While fast labours are still regarded as being relatively normal, there are some aspects that tend to be more common for women who experience them.
These can include:
A ‘stunned’ baby
Some babies are a little ‘stunned’ after being born quickly, and may take up to a minute or so to ‘catch up’ with the fact that they have arrived. Your caregiver may need to stimulate your baby, by rubbing their skin with either their hands or a bunny rug, to help them to respond. It may be necessary to give the baby some oxygen as well. Most babies respond well within a minute or so of doing these things, as they realise they are no longer in the womb.

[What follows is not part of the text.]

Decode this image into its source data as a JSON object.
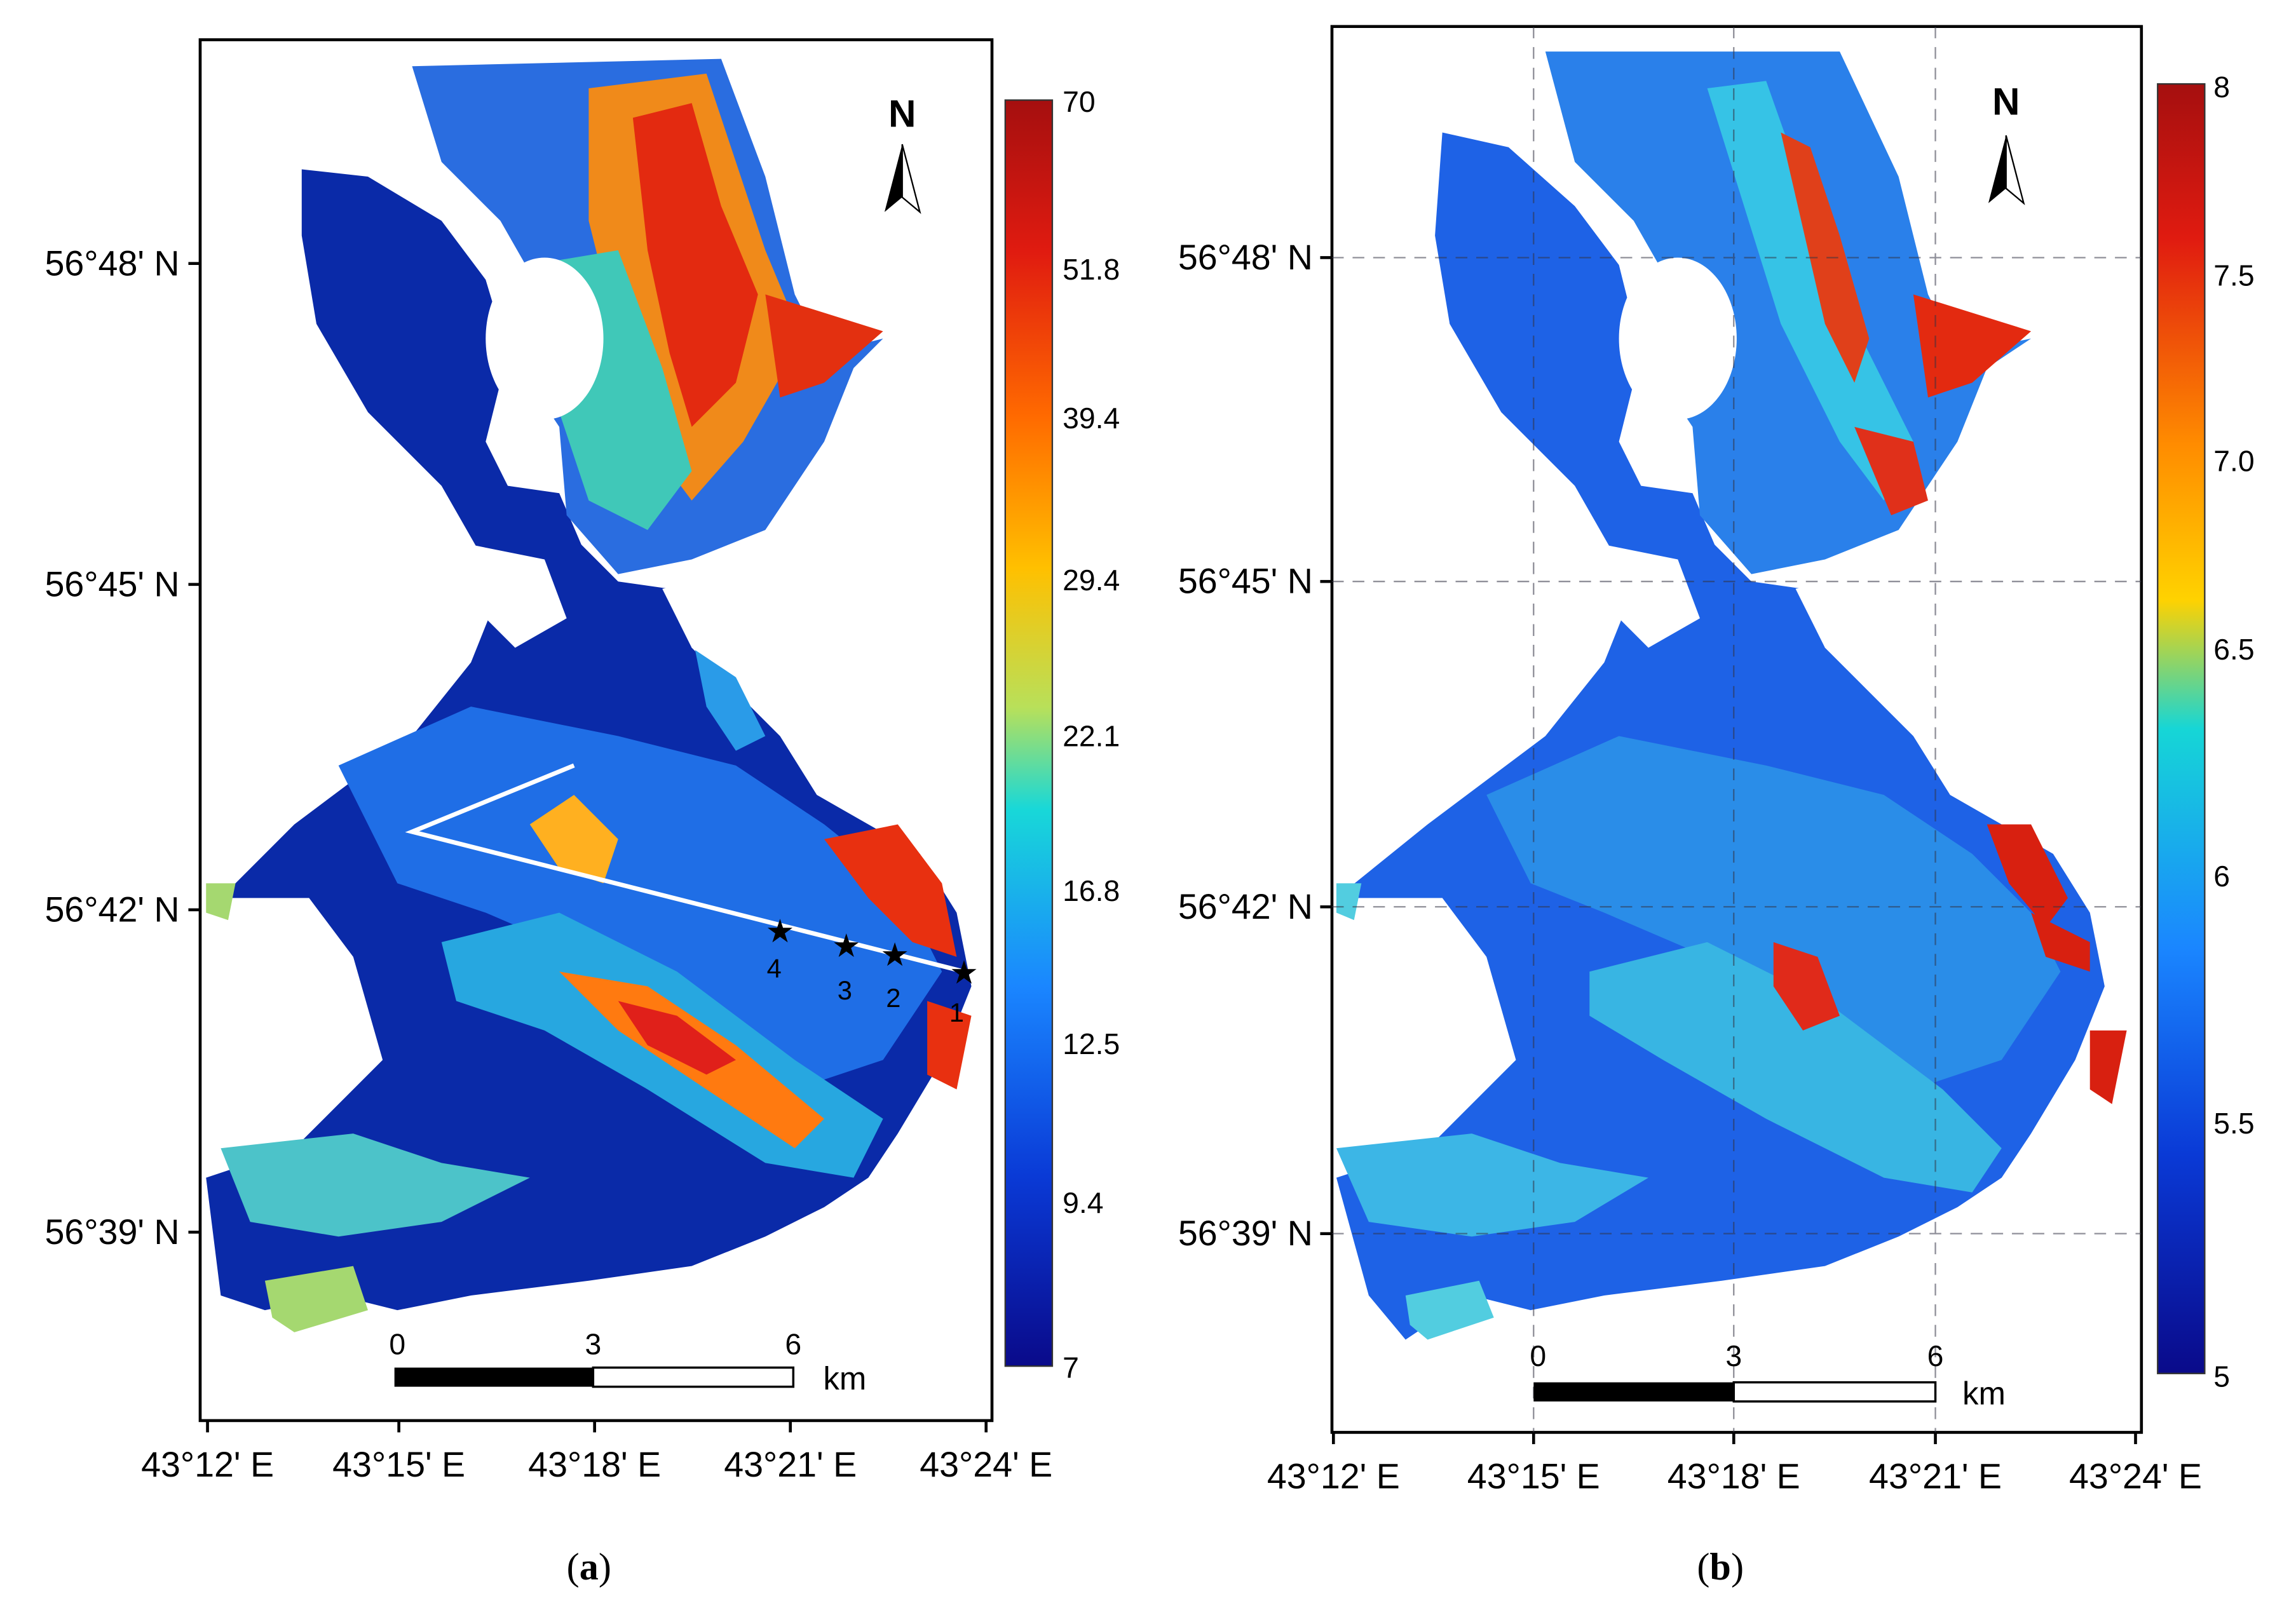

A fast birth can increase the chances of the woman’s perineum tearing, enough to need stitches. This is because the perineal tissues don’t have adequate time to stretch up slowly, as they do when the baby’s head slowly descends and moves back, with multiple contractions in a labour of normal length.
For some reason, women who have fast labours seem to be more inclined to bleed more heavily after the birth. Although there is no precise reason, it is as if the uterus works really hard, and then decides it has ‘had enough’ and is not interested on contracting efficiently any more, after the birth.
While most caregivers recognise that fast labours are possible, they tend to presume most labours will take a while. So when a labour is faster than expected, it can take them a little by surprise. This could mean the caregiver ‘missing the birth’, or advising you to stay at home longer, when you phone them in labour. Sometimes this can result in you having the baby soon upon arrival at the hospital (or even before).